The fourth quarter's bottom line and first quarter's guidance aren't quite as encouraging. The net loss grew from $112 million to about $168 million, and the company is looking to end the current quarter with 1.26 million to 1.27 million subscribers, a net addition of only about 135,000.

Maybe the guidance is encouraging enough; it's difficult to say for certain. CEO John Janedis warned shareholders during the quarterly conference call that "Q1 has historically been softer than Q4 when viewed sequentially on revenue and subscribers," and some investors have filled in the uncertainty of that statement with their own assumptions.

Forward progress is enough for now

Here's the rub: All this discussion obscures a much bigger and more encouraging point. Forget last quarter.
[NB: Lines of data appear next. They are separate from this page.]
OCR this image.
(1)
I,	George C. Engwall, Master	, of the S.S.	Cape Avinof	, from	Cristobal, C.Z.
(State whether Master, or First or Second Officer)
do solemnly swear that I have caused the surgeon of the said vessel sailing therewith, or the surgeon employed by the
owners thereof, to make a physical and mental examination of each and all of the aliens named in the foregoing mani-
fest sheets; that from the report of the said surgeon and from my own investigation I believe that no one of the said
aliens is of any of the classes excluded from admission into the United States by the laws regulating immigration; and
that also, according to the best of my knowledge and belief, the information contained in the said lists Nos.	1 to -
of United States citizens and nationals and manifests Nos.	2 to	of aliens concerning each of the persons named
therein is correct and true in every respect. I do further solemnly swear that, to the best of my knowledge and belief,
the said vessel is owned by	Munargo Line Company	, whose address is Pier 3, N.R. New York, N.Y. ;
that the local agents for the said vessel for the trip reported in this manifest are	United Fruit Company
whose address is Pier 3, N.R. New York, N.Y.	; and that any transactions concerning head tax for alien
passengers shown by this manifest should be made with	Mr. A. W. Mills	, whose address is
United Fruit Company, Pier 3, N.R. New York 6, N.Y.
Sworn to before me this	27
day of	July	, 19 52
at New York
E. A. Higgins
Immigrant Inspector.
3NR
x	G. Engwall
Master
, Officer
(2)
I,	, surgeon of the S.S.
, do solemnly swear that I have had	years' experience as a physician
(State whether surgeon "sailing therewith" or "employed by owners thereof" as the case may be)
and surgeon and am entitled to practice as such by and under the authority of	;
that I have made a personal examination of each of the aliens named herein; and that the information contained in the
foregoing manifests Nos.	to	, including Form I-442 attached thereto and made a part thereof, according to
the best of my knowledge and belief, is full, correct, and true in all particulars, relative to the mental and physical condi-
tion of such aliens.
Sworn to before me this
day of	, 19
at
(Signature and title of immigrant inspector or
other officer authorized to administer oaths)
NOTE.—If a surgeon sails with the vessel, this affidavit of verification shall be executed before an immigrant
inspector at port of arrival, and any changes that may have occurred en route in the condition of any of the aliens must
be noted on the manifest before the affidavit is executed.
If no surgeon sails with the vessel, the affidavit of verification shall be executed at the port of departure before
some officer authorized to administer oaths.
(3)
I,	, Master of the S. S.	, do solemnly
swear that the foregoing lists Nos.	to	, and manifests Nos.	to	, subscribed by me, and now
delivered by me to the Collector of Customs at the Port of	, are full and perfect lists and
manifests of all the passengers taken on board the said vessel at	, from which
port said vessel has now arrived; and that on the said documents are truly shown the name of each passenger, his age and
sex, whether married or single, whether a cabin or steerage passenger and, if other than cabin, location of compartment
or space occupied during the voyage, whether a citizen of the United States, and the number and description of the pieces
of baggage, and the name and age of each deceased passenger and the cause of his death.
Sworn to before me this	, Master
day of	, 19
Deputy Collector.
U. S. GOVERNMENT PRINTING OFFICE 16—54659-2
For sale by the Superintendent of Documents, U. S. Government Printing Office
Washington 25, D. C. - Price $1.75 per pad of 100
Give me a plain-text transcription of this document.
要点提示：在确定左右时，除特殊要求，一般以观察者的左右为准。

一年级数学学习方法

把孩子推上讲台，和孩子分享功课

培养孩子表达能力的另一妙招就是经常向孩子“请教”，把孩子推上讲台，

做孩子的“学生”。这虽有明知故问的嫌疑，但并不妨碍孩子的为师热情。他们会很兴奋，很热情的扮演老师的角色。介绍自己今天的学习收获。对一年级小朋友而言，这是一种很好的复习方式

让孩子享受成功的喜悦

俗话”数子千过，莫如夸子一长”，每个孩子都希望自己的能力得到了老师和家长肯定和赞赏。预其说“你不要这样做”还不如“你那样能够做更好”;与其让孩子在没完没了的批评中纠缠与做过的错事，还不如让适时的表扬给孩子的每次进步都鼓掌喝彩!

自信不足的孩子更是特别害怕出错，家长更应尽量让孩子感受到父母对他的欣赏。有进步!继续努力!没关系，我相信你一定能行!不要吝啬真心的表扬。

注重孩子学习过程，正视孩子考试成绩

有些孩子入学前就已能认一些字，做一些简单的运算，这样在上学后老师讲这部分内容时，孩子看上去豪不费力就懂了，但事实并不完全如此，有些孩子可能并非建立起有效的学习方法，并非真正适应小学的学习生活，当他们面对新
For that matter, forget the current quarter. Heck, full-year revenue guidance of between $1.23 billion and $1.29 billion isn't even all that important.

Instead, take a step back and look at the progress the analyst community sees for the next four years. While fuboTV will still likely be in the red in 2025, solid revenue growth during this stretch should cut into the degree of losses it's taking now. The top line, in fact, is expected to nearly quintuple between 2021 and 2025. The chart below tells the story.

FuboTV is expected to undergo tremendous revenue growth through 2025, drastically reducing losses as a result.

Data source: Thomson Reuters. Chart by author.

It's arguable that analysts are keeping their expectations of fuboTV's growth in check for one overarching reason -- nobody knows for sure how to handicap its budding sports-betting business, including fuboTV itself. Nonetheless, it's brewing.

Don't sweat it if you're not familiar with it. Most investors aren't. While fuboTV's roots are sports-oriented, and it's still considered a sports-first streaming cable television platform, the betting piece of the company's platform is still very new. Indeed, its sportsbook app that integrates with its streaming-television app only launched in November of last year and only in one state: Iowa. FuboTV just added Arizona to the mix in December.

Factor in that it's still likely figuring out how to make the most of its early 2021 acquisition of sportsbook technology outfit Vigtory, it's not a stretch to say fuboTV's sports-betting venture remains very much in its infancy.

The potential is tremendous, though. Numbers from Nielsen indicate that more than half of all sports enthusiasts in the United States are also interested in placing wagers on what they're watching. Hockey fans are the most likely to do so with 62% of NHL viewers saying they'd like to place bets on professional hockey games. And as more and more states legalize the business (as a means of generating tax revenue), market research outfit Technavio estimates the global sports-betting market will grow at an annualized clip of 10% between 2020 and 2025.

By offering access to both wagering and watching in a unified platform, fuboTV is well-positioned to capture more than its fair share of whatever growth is in store on this front. Given all this, the analyst community may be underestimating just how much potential the sports-betting market offers fuboTV. The company itself isn't even considering this market with its Q1 and 2022 guidance numbers.

The right kind of risk for the right kind of investor

None of this is to suggest fuboTV is an appropriate pick for any and all portfolios. Owning unprofitable companies is always riskier than holding profitable ones, particularly when it's unclear when -- or even if -- that organization will work its way out of the red and into the black. The stock is still fighting analyst downgrades linked to this profit concern.

However, for risk-tolerant investors who can stomach the volatility, this ticker is an intriguing prospect. It's poised to make forward fiscal progress, which the market is apt to reward en route to profitability. And while still unprofitable, the stock's priced at a dirt-cheap 1.9 times sales. Even if the company only swings to the most modest profit margin rates sooner than expected, this should be heartening to investors.